The schematic of multi-networks mapping method.

There are three steps in multi-networks mapping method, including clustering, mapping and integrative analysis.

Protein Networks and Topological Modules

The human PPI network was constructed based on the HIPPIE29 and IRefWeb33 databases, which results in a network of 2484 direct physical interactions among 1830 proteins. We detected 136 large modules and 185 small modules (most of which only contain two proteins) by applying the network topology algorithm NeTA28. Here we analyze the 136 larger topological modules (as shown in Supplementary Table 1). This PPI network contains 1390 proteins and 2228 interactions (Fig. 2b), which results in 76% of the proteins being associated with 89.7% of the interactions of the PPI network. As Fig. 2a shows, the size of larger modules runs from 3 to 88. In Fig. 2b, different colors represent different modules and we can clearly see that this network has a modular structure. The modularity Q34 is 0.91385, which means these modules have significantly more community structure than a random zero-model.

Figure 2
figure 2

The constructed human PPI network.

(a) The size of condensed modules of PPI run from 3 to 88. (b) The 136 detected topological modules and corresponding PPI network. Different color denotes different topological modules.

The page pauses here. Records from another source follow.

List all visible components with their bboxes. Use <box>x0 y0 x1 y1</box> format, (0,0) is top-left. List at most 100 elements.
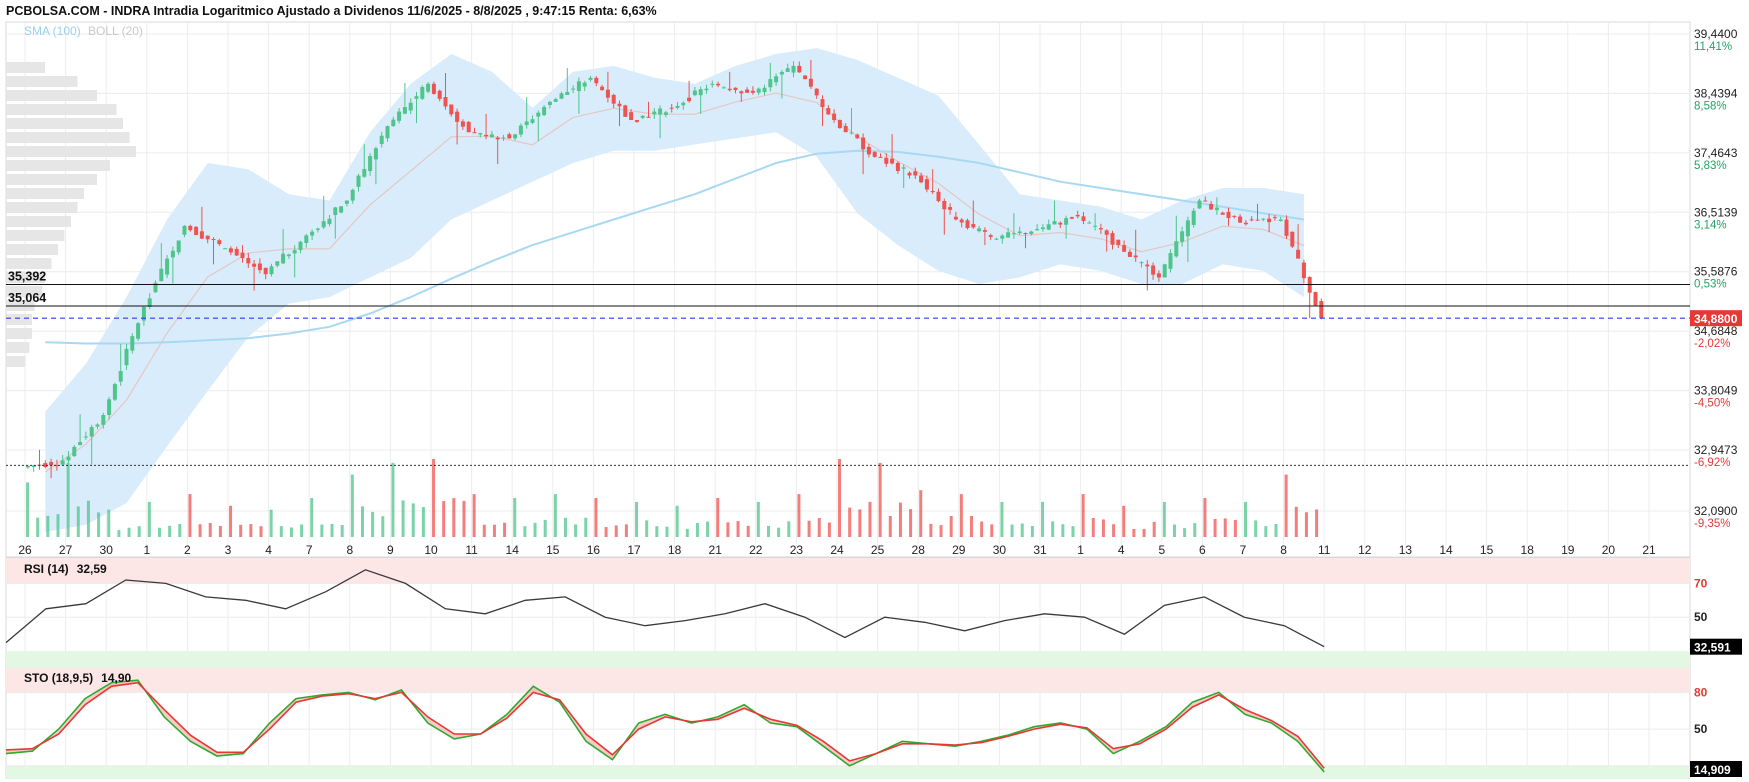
candle-body <box>542 107 547 116</box>
sto-overbought-zone <box>6 668 1690 693</box>
volume-bar <box>157 527 161 537</box>
candle-body <box>1122 245 1127 252</box>
candle-body <box>1000 235 1005 239</box>
candle-body <box>1278 219 1283 221</box>
volume-bar <box>218 525 222 537</box>
candle-body <box>252 263 257 267</box>
chart-stage: 26 27 30 1 2 3 4 7 8 9 10 11 14 15 16 17 18 21 22 23 24 25 28 2… <box>0 0 1749 782</box>
candle-body <box>257 263 262 271</box>
candle-body <box>420 86 425 99</box>
candle-body <box>199 231 204 239</box>
volume-bar <box>86 500 90 537</box>
volume-bar <box>137 526 141 537</box>
y-pct-label: -9,35% <box>1694 518 1730 530</box>
volume-profile-bar <box>6 244 58 255</box>
candle-body <box>861 137 866 150</box>
candle-body <box>269 266 274 275</box>
volume-bar <box>239 524 243 537</box>
candle-body <box>205 235 210 240</box>
candle-body <box>327 218 332 225</box>
legend-boll[interactable]: BOLL (20) <box>88 24 143 38</box>
volume-bar <box>401 500 405 537</box>
candle-body <box>373 148 378 160</box>
volume-bar <box>472 494 476 537</box>
y-tick-label: 36,5139 <box>1694 205 1738 219</box>
candle-body <box>779 71 784 75</box>
candle-body <box>739 91 744 94</box>
volume-bar <box>990 524 994 537</box>
candle-body <box>89 427 94 437</box>
volume-bar <box>574 524 578 537</box>
candle-body <box>466 121 471 133</box>
volume-bar <box>340 524 344 537</box>
volume-bar <box>1071 526 1075 537</box>
volume-profile-bar <box>6 146 136 157</box>
volume-bar <box>66 462 70 537</box>
candle-body <box>188 225 193 231</box>
volume-bar <box>482 524 486 537</box>
volume-bar <box>330 523 334 537</box>
candle-body <box>1046 224 1051 230</box>
candle-body <box>756 88 761 93</box>
volume-bar <box>939 525 943 537</box>
support-line-label: 35,392 <box>8 269 46 283</box>
candle-body <box>211 239 216 241</box>
y-pct-label: 3,14% <box>1694 219 1727 231</box>
candle-body <box>304 235 309 244</box>
candle-body <box>965 220 970 229</box>
candle-body <box>170 250 175 258</box>
volume-bar <box>1172 524 1176 537</box>
candle-body <box>884 157 889 164</box>
volume-bar <box>726 522 730 537</box>
x-tick-label: 17 <box>627 543 641 557</box>
volume-bar <box>584 517 588 537</box>
candle-body <box>112 384 117 400</box>
volume-bar <box>310 498 314 537</box>
y-tick-label: 39,4400 <box>1694 27 1738 41</box>
candle-body <box>536 112 541 117</box>
x-tick-label: 2 <box>184 543 191 557</box>
candle-body <box>698 89 703 96</box>
candle-body <box>60 460 65 465</box>
candle-body <box>600 86 605 91</box>
candle-body <box>797 65 802 73</box>
x-tick-label: 23 <box>790 543 804 557</box>
candle-body <box>101 414 106 425</box>
support-line-label: 35,064 <box>8 291 46 305</box>
candle-body <box>1191 210 1196 225</box>
volume-bar <box>1091 518 1095 537</box>
candle-body <box>426 83 431 92</box>
candle-body <box>727 88 732 91</box>
candle-body <box>1232 215 1237 217</box>
volume-bar <box>1183 528 1187 537</box>
volume-bar <box>543 519 547 537</box>
candle-body <box>930 190 935 193</box>
volume-bar <box>1213 518 1217 537</box>
chart-svg: 26 27 30 1 2 3 4 7 8 9 10 11 14 15 16 17 18 21 22 23 24 25 28 2… <box>5 21 1742 779</box>
candle-body <box>547 101 552 105</box>
candle-body <box>988 235 993 237</box>
candle-body <box>217 240 222 245</box>
volume-bar <box>452 498 456 537</box>
volume-bar <box>553 494 557 537</box>
candle-body <box>1174 241 1179 257</box>
volume-bar <box>442 501 446 537</box>
candle-body <box>362 169 367 177</box>
volume-bar <box>1081 494 1085 537</box>
volume-bar <box>1193 523 1197 537</box>
y-pct-label: 5,83% <box>1694 160 1727 172</box>
candle-body <box>437 90 442 99</box>
candle-body <box>629 112 634 121</box>
x-tick-label: 8 <box>1280 543 1287 557</box>
candle-body <box>344 200 349 204</box>
rsi-tick-label: 50 <box>1694 610 1708 624</box>
legend-sma[interactable]: SMA (100) <box>24 24 81 38</box>
candle-body <box>791 65 796 73</box>
volume-profile-bar <box>6 90 97 101</box>
volume-bar <box>756 501 760 537</box>
candle-body <box>936 191 941 202</box>
candle-body <box>681 102 686 106</box>
volume-bar <box>766 525 770 537</box>
y-tick-label: 35,5876 <box>1694 265 1738 279</box>
x-tick-label: 26 <box>18 543 32 557</box>
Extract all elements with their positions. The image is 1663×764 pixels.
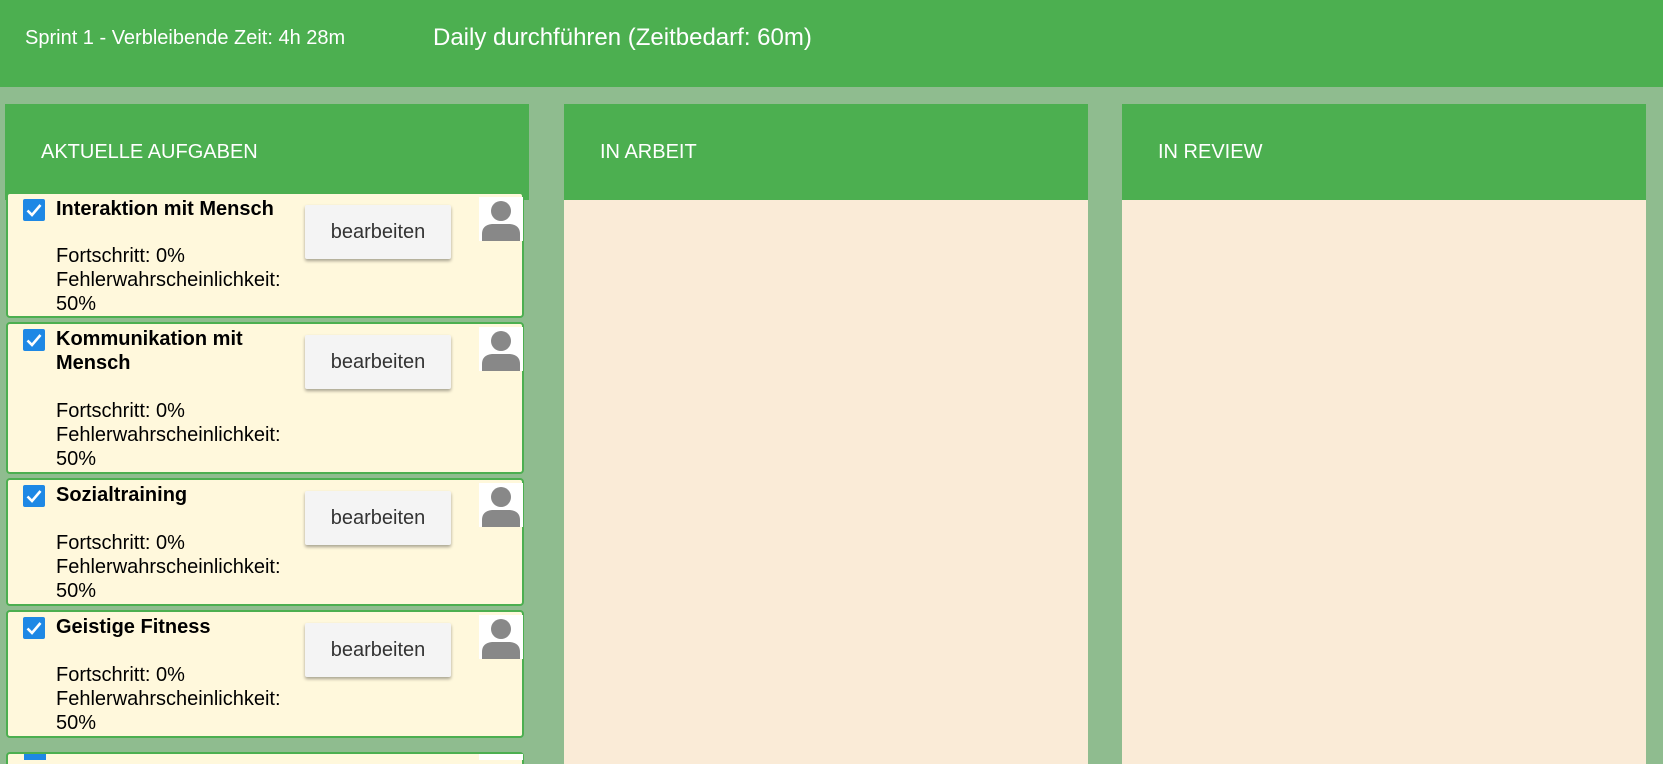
user-avatar-icon[interactable] xyxy=(479,615,523,659)
task-title: Sozialtraining xyxy=(56,484,188,506)
user-avatar-icon[interactable] xyxy=(479,197,523,241)
task-card: Interaktion mit Mensch Fortschritt: 0% F… xyxy=(6,192,524,318)
column-header: IN REVIEW xyxy=(1122,104,1646,200)
task-progress: Fortschritt: 0% xyxy=(56,664,185,686)
column-header: AKTUELLE AUFGABEN xyxy=(5,104,529,200)
task-error-label: Fehlerwahrscheinlichkeit: xyxy=(56,424,281,446)
column-title: IN REVIEW xyxy=(1158,141,1263,163)
column-in-review: IN REVIEW xyxy=(1122,104,1646,764)
task-card: Geistige Fitness Fortschritt: 0% Fehlerw… xyxy=(6,610,524,738)
column-in-progress: IN ARBEIT xyxy=(564,104,1088,764)
user-avatar-icon[interactable] xyxy=(479,754,523,760)
task-error-value: 50% xyxy=(56,712,97,734)
column-title: AKTUELLE AUFGABEN xyxy=(41,141,258,163)
task-error-value: 50% xyxy=(56,293,97,315)
top-bar: Sprint 1 - Verbleibende Zeit: 4h 28m Dai… xyxy=(0,0,1663,87)
task-card-partial xyxy=(6,752,524,764)
task-error-value: 50% xyxy=(56,448,97,470)
edit-button[interactable]: bearbeiten xyxy=(305,623,451,677)
task-error-label: Fehlerwahrscheinlichkeit: xyxy=(56,556,281,578)
user-avatar-icon[interactable] xyxy=(479,327,523,371)
task-card: Kommunikation mit Mensch Fortschritt: 0%… xyxy=(6,322,524,474)
task-progress: Fortschritt: 0% xyxy=(56,400,185,422)
task-error-label: Fehlerwahrscheinlichkeit: xyxy=(56,688,281,710)
task-title: Interaktion mit Mensch xyxy=(56,198,274,220)
checkbox-checked-icon[interactable] xyxy=(24,754,46,760)
task-error-value: 50% xyxy=(56,580,97,602)
task-error-label: Fehlerwahrscheinlichkeit: xyxy=(56,269,281,291)
daily-button[interactable]: Daily durchführen (Zeitbedarf: 60m) xyxy=(433,24,812,52)
checkbox-checked-icon[interactable] xyxy=(23,485,45,507)
sprint-info: Sprint 1 - Verbleibende Zeit: 4h 28m xyxy=(25,27,346,49)
task-card: Sozialtraining Fortschritt: 0% Fehlerwah… xyxy=(6,478,524,606)
edit-button[interactable]: bearbeiten xyxy=(305,491,451,545)
column-title: IN ARBEIT xyxy=(600,141,697,163)
task-title: Geistige Fitness xyxy=(56,616,211,638)
checkbox-checked-icon[interactable] xyxy=(23,617,45,639)
user-avatar-icon[interactable] xyxy=(479,483,523,527)
column-current-tasks: AKTUELLE AUFGABEN Interaktion mit Mensch… xyxy=(5,104,529,764)
edit-button[interactable]: bearbeiten xyxy=(305,335,451,389)
task-title: Kommunikation mit Mensch xyxy=(56,328,243,374)
task-progress: Fortschritt: 0% xyxy=(56,245,185,267)
task-progress: Fortschritt: 0% xyxy=(56,532,185,554)
checkbox-checked-icon[interactable] xyxy=(23,199,45,221)
column-header: IN ARBEIT xyxy=(564,104,1088,200)
checkbox-checked-icon[interactable] xyxy=(23,329,45,351)
edit-button[interactable]: bearbeiten xyxy=(305,205,451,259)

Function Networks and Functional Modules

To build a function network, we mapped each topological module into Bingo35 and analyzed the GO enrichments of each module at three levels of Gene Ontology (GO) slim, using annotation from Biological Process, Cellular Component and Molecular Function ontologies30. A functional module was defined as a group of genes in a topological module that is associated with a specific GO term. In total, we found 136 functional modules (as shown in Supplementary Table 2) with at least three proteins. If we don’t consider the unannotated proteins (there is only one protein in our network that has no annotations in Bingo), we found that 96 (70.6%) of our topological modules are fully covered by functional modules (i.e. all the proteins map to the same function term). For example, topological module 3 consists of 8 proteins, COPA, COPB, COPD, COPE, COPB2, COPZ1, COPG2 and TMEDA (Fig. 3a). All eight proteins share the same BP function “Golgi vesicle transport” (p-value is 2.4E-16), as well as the same CC function “cytoplasmic vesicle membrane” (p-value is 9.71E-15). In general, all other modules are covered by at most two function modules. An example of this is topological module 9, which has four genes: BL1S1, BL1S2, BL1S3 and SNAPN (Fig. 3b), that are associated with two functional modules: BL1S1, BL1S2, BL1S3 (“cellular pigmentation”, p-value is 4.01E-7) and BL1S1, BL1S3 and SNAPN (“vesicle-mediated transport”, p-value is 3.64E-3).

Figure 3
figure 3

Function network.

(a) The protein-function network of topological module 3. (b) The protein-function network of topological module 9. Round denotes proteins and rectangles denote functions. Green denotes BP, cyan denotes CC and deep purple denotes MF. (c) The protein-Pathway network of topological module 23. Round denotes proteins and diamond denotes pathway. Orange denotes KEGG pathway and light green denotes Reactome pathway.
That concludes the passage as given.